For three centuries, they brooked no defiance. Whole castles, like the impregnable Harrenhal, were literally melted into submission. Targaryen power could easily be called "pharaonic” in the depth of its absolutism. Indeed, it also resembled the pharaohs in the manner of their succession--by institutionalized incest within the royal house.
The predictable climax of all this inbreeding was the reign of the “Mad King” Aerys II, who planned to put down a rebellion by incinerating the entire capital and everyone in it with chemical weapons (aka “wildfire”, a kind of medieval napalm). The tyranny of the Targaryens was nominally ended by the military victory of Robert Baratheon. But the real coup de grace was administered by the Lannisters, who became the power behind Robert’s throne. This is where Martin’s first novel picks up the story.
Unlike the Targaryens, who ruled by blood, the Lannisters are most associated with finance, political gamesmanship, and clever use of diplomacy. Their family motto is “A Lannister always pays his debts”--a useful trait when forging alliances. The paterfamilias, Tywin Lannister, is a gimlet-eyed master of realpolitik who does not bed his daughter Cersei, but marries her off strategically. His son Jaime, the “Kingslayer”, was the one who finally put old Aerys out of his misery. True, he’s sleeping with his sister. But the fact that he killed a king and survived attests to a simple yet profound political development: that no one, not even the monarch, is above responsibility for his acts.
These two clans, admittedly, are not ideal options. But like the election of 2016, these are the choices we have. Is it better to be ruled by a closed dynastic family whose absolute power is backed up by magic creatures only it can control? Or one where power is negotiated, shared, and contested?
In actual history, the trajectory is clear: Europe became modern because its versions of the Lannisters, not its Targaryens, ultimately triumphed. Instead of god-kings, the continent evolved into a system of multiple, mutually-suspicious centers of power. Those rivalries led to competition between kingdoms that sparked revolutionary changes in technology and culture. And it was because of them that Lannister-esque Europe soon surged ahead of global rivals like India and China (ruled, appropriately enough, from its own “Dragon Throne”).

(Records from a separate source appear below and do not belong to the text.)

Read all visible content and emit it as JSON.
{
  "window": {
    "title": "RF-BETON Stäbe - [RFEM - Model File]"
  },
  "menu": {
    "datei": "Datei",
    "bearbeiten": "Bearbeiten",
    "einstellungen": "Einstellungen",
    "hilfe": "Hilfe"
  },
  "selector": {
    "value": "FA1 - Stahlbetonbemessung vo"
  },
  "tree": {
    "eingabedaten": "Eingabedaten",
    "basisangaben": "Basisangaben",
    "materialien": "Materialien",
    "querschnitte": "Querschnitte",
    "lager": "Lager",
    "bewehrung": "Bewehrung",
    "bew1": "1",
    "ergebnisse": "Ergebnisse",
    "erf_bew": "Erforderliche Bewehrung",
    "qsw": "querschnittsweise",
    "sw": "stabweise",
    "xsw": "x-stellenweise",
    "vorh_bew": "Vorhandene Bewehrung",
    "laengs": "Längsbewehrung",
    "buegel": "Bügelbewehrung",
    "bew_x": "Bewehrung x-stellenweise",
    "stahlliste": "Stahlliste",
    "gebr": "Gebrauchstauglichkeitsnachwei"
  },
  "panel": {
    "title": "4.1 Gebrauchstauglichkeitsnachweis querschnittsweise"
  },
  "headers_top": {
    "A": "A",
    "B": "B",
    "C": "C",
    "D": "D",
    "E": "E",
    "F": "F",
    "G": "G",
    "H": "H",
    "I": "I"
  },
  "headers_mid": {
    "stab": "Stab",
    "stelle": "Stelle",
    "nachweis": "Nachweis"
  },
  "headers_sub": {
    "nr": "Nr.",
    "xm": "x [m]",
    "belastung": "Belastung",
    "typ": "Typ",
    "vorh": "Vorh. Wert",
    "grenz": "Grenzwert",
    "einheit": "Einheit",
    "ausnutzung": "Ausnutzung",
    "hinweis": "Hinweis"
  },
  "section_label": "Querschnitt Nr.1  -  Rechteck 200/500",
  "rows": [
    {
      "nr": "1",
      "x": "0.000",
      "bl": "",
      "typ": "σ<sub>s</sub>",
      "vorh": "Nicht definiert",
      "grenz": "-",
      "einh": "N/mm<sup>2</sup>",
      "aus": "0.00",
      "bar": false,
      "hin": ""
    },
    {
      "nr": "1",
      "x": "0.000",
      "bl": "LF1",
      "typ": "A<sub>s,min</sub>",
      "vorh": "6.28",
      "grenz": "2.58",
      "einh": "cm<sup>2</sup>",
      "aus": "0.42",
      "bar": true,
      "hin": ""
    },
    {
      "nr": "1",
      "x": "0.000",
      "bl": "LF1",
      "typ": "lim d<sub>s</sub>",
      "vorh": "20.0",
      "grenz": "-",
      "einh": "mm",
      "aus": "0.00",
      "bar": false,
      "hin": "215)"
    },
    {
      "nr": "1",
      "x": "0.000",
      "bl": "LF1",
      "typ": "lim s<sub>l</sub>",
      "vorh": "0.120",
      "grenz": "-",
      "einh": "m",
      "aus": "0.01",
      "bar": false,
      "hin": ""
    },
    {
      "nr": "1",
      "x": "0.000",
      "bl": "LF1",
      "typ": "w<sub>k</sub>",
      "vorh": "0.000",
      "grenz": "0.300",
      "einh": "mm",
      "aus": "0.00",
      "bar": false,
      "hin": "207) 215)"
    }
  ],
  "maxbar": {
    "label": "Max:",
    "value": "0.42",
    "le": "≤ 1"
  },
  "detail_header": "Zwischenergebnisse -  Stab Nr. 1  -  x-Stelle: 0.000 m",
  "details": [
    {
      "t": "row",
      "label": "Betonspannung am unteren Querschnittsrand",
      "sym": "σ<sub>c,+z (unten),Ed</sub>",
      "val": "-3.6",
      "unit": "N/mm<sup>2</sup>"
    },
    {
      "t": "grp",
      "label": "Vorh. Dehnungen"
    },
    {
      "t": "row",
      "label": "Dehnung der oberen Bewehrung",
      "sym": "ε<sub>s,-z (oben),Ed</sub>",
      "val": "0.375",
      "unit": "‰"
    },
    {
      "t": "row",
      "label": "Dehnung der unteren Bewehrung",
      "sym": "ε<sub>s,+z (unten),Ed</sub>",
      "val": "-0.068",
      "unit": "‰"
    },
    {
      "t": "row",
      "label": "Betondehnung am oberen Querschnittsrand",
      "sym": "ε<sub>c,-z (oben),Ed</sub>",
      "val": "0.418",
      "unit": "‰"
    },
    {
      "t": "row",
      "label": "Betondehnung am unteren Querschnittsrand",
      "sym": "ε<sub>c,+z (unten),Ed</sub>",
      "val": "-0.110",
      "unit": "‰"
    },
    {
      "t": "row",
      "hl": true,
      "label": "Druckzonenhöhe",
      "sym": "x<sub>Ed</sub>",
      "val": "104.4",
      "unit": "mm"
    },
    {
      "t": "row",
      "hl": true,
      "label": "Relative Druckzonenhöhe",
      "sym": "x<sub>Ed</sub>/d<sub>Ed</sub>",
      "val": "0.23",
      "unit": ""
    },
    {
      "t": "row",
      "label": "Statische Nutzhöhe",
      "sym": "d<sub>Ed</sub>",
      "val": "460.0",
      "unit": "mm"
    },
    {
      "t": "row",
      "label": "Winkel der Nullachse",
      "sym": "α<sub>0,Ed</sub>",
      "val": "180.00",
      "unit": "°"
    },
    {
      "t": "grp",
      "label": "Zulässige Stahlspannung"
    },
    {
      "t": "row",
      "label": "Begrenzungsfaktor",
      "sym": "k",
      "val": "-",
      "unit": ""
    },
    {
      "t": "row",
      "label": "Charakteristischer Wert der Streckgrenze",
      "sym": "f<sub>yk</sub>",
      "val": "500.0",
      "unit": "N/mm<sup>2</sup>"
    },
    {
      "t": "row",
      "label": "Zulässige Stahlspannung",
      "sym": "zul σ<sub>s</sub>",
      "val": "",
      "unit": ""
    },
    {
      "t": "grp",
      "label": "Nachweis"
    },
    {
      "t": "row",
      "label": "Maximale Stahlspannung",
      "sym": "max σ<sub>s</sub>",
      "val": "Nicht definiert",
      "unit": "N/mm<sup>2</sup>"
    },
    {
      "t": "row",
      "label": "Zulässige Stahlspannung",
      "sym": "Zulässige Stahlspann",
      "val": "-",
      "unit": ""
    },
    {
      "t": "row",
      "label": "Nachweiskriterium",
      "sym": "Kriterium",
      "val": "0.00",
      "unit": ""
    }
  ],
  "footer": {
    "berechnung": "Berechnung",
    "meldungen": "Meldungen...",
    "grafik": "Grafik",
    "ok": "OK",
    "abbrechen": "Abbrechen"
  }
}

No doubt, Dany is the more immediately appealing choice. But there’s also no doubt about what kind of system she would seek to restore. It might be a just world, but only because Dany opts to be just. It might be a peaceful one, but only because Dany alone possesses the ultimate weapons. There would be no guarantees about her heirs. They might well might be more like the Mad King--or her insufferable brother Viserys, who was so stridently entitled he was killed by his own ally. Of the benevolence of kings, Thomas Jefferson was understandably skeptical: “Sometimes it is said that man cannot be trusted with the government of himself. Can he, then be trusted with the government of others? Or have we found angels in the form of kings to govern him? Let history answer this question.”
The Lannisters, meanwhile, are a withered branch. All of Cersei's children are dead. Petty and ruthless as she is, she still lives in a world defined by politics, not magic. As soon as she can't pay her debts, she will pass from the scene.
The Lannister’s plutocratic rule at least contains the promise of modernity. I can more easily see one of Cersei’s descendants, mortgaged and weak, signing a Westerosi version of the Magna Carta. The sons of platinum Dany, born to rule, backed up by dragons? Not so much.
Faced with the choice of Dany’s forever dynasty and Cersei's short-term tyranny, the choice is clear. When the armies of Westeros clash next, I’ll be rooting not for the Dragon, but for the Lion.
Nicholas Nicastro's latest novel, Hell's Half-Acre, was published in 2015 by HarperCollins.